Gerichte haben seither beide Männer wegen Mords verurteilt: den Sohn gemäss Jugendstrafrecht zu 48 Monaten Freiheitsentzug, den Vater zu einer lebenslänglichen Freiheitsstrafe. Es handelt sich in beiden Fällen um die höchstmöglichen Strafen.

Diese Sanktionen gegen den Vater und den Sohn sind inzwischen rechtskräftig: Das Bundesgericht lehnte Ende 2018 eine Beschwerde des Mannes letztinstanzlich ab; der junge Mann akzeptierte das Urteil des Jugendgerichts des Kantons Bern.

Im Verfahren gegen den Vater blieb aber die Frage einer allfälligen Verwahrung offen: Als sich das bernische Obergericht 2017 zum ersten Mal mit diesem Fall beschäftigte, widerrief es die Verwahrung, welche das erstinstanzliche Regionalgericht in Thun 2016 noch angeordnet hatte.

Das Berner Obergericht fand 2017, solange der öffentlichen Sicherheit auch mit einer langen Freiheitsstrafe Rechnung getragen werden könne, komme eine Verwahrung nicht in Frage.

Das Bundesgericht pfiff 2018 das bernische Obergericht aber zurück: Letzteres habe das psychiatrische Gutachten willkürlich gewürdigt. Zudem sei dieses Gutachten unvollständig. Es brauche ein Ergänzungsgutachten. Die Lausanner Richter hiessen damit eine Beschwerde der bernischen Generalstaatsanwaltschaft gut.

Am Montag sagte nun eine Staatsanwältin vor dem Berner Obergericht, die Voraussetzungen für die Verwahrung des Vaters seien gegeben. Es liege ein schweres Verbrechen vor, nämlich ein Doppelmord, begangen gemeinsam mit dem Sohn. Das vom Bundesgericht verlangte Ergänzungsgutachten sei erstellt.
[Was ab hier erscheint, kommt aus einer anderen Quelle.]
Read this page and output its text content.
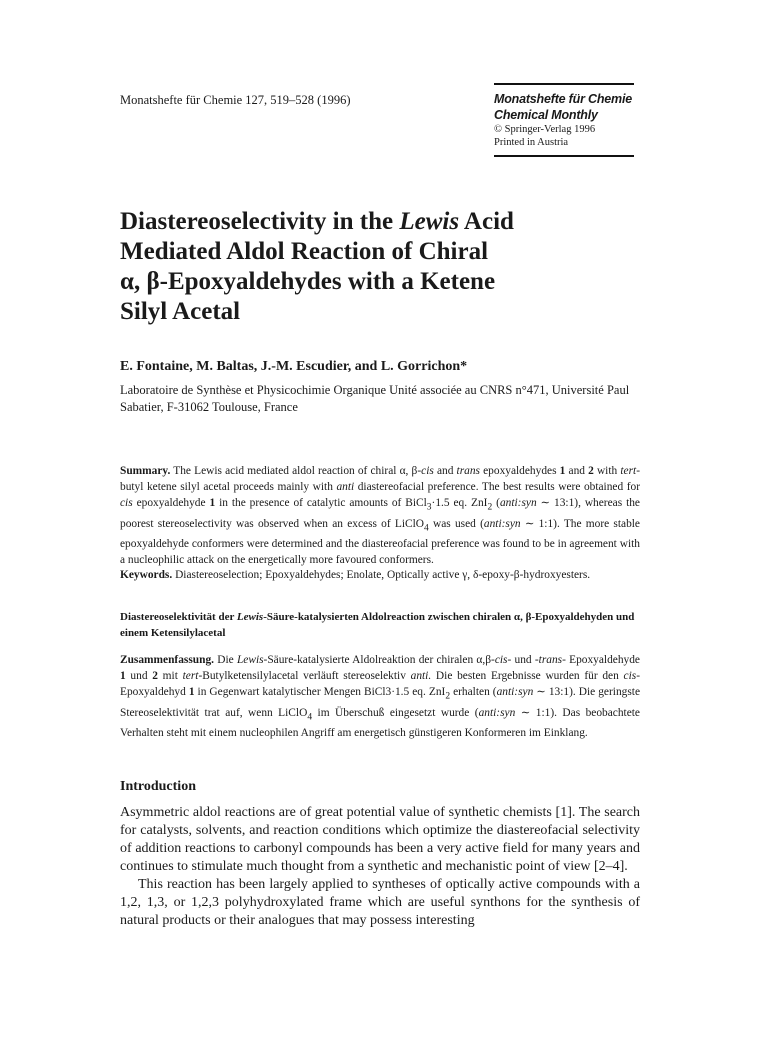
Monatshefte für Chemie 127, 519–528 (1996)	Monatshefte für Chemie
Chemical Monthly
© Springer-Verlag 1996
Printed in Austria
Diastereoselectivity in the Lewis Acid
Mediated Aldol Reaction of Chiral
α, β-Epoxyaldehydes with a Ketene
Silyl Acetal
E. Fontaine, M. Baltas, J.-M. Escudier, and L. Gorrichon*
Laboratoire de Synthèse et Physicochimie Organique Unité associée au CNRS n°471, Université Paul Sabatier, F-31062 Toulouse, France
Summary. The Lewis acid mediated aldol reaction of chiral α, β-cis and trans epoxyaldehydes 1 and 2 with tert-butyl ketene silyl acetal proceeds mainly with anti diastereofacial preference. The best results were obtained for cis epoxyaldehyde 1 in the presence of catalytic amounts of BiCl$_3$·1.5 eq. ZnI$_2$ (anti:syn ∼ 13:1), whereas the poorest stereoselectivity was observed when an excess of LiClO$_4$ was used (anti:syn ∼ 1:1). The more stable epoxyaldehyde conformers were determined and the diastereofacial preference was found to be in agreement with a nucleophilic attack on the energetically more favoured conformers.
Keywords. Diastereoselection; Epoxyaldehydes; Enolate, Optically active γ, δ-epoxy-β-hydroxyesters.
Diastereoselektivität der Lewis-Säure-katalysierten Aldolreaction zwischen chiralen α, β-Epoxyaldehyden und einem Ketensilylacetal
Zusammenfassung. Die Lewis-Säure-katalysierte Aldolreaktion der chiralen α,β-cis- und -trans- Epoxyaldehyde 1 und 2 mit tert-Butylketensilylacetal verläuft stereoselektiv anti. Die besten Ergebnisse wurden für den cis-Epoxyaldehyd 1 in Gegenwart katalytischer Mengen BiCl3·1.5 eq. ZnI$_2$ erhalten (anti:syn ∼ 13:1). Die geringste Stereoselektivität trat auf, wenn LiClO$_4$ im Überschuß eingesetzt wurde (anti:syn ∼ 1:1). Das beobachtete Verhalten steht mit einem nucleophilen Angriff am energetisch günstigeren Konformeren im Einklang.
Introduction

Asymmetric aldol reactions are of great potential value of synthetic chemists [1]. The search for catalysts, solvents, and reaction conditions which optimize the diastereofacial selectivity of addition reactions to carbonyl compounds has been a very active field for many years and continues to stimulate much thought from a synthetic and mechanistic point of view [2–4].

This reaction has been largely applied to syntheses of optically active compounds with a 1,2, 1,3, or 1,2,3 polyhydroxylated frame which are useful synthons for the synthesis of natural products or their analogues that may possess interesting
Der psychiatrische Experte spreche von einem mindestens mittleren bis hohen, aber in jedem Fall deutlich erhöhten Risiko von weiteren Gewalttaten. Der Täter habe sich im Strafvollzug aggressiv verhalten und Drohungen ausgestossen. Er leugne seine Taten, sehe sich selbst als Opfer. Zudem habe der Fall Spiez gezeigt, dass er fähig sei, sich erst Jahre nach einer vermeintlichen Kränkung zu rächen.

Die Verteidigerin hingegen sagte, sowohl das erste Gutachten von 2015 wie auch das zweite von 2019 litten unter einem gewichtigen Mangel: Es seien reine Aktengutachten. Sie beruhten nicht auf Gesprächen mit dem Täter. Der psychiatrische Sachverständige selber sage, ein Gespräch sei das Herzstück von Prognosegutachten.

Das liess wiederum die Staatsanwältin nicht gelten: Es liege am Täter, dass es zu keinen Gesprächen gekommen sei. Der Mann habe sie konsequent verweigert. Es dürfe nicht sein, dass eine Verwahrung dadurch verunmöglicht werde, dass jemand nicht spreche.

Das bernische Obergericht in Dreierbesetzung hörte sich am Montagmorgen auch den psychiatrischen Sachverständigen an. Dieser sprach unter anderem von einem konsequenten Verweigerungsverhalten des Täters. Ein Beurteilungsgespräch sei eine wichtige, aber nicht die einzige entscheidende Erkenntnisquelle, um die an den Sachverständigen gestellten Fragen beantworten zu können.

Den Täter befragte die vorsitzende Richterin ebenfalls. Dieser verweigerte allerdings jegliche Aussage.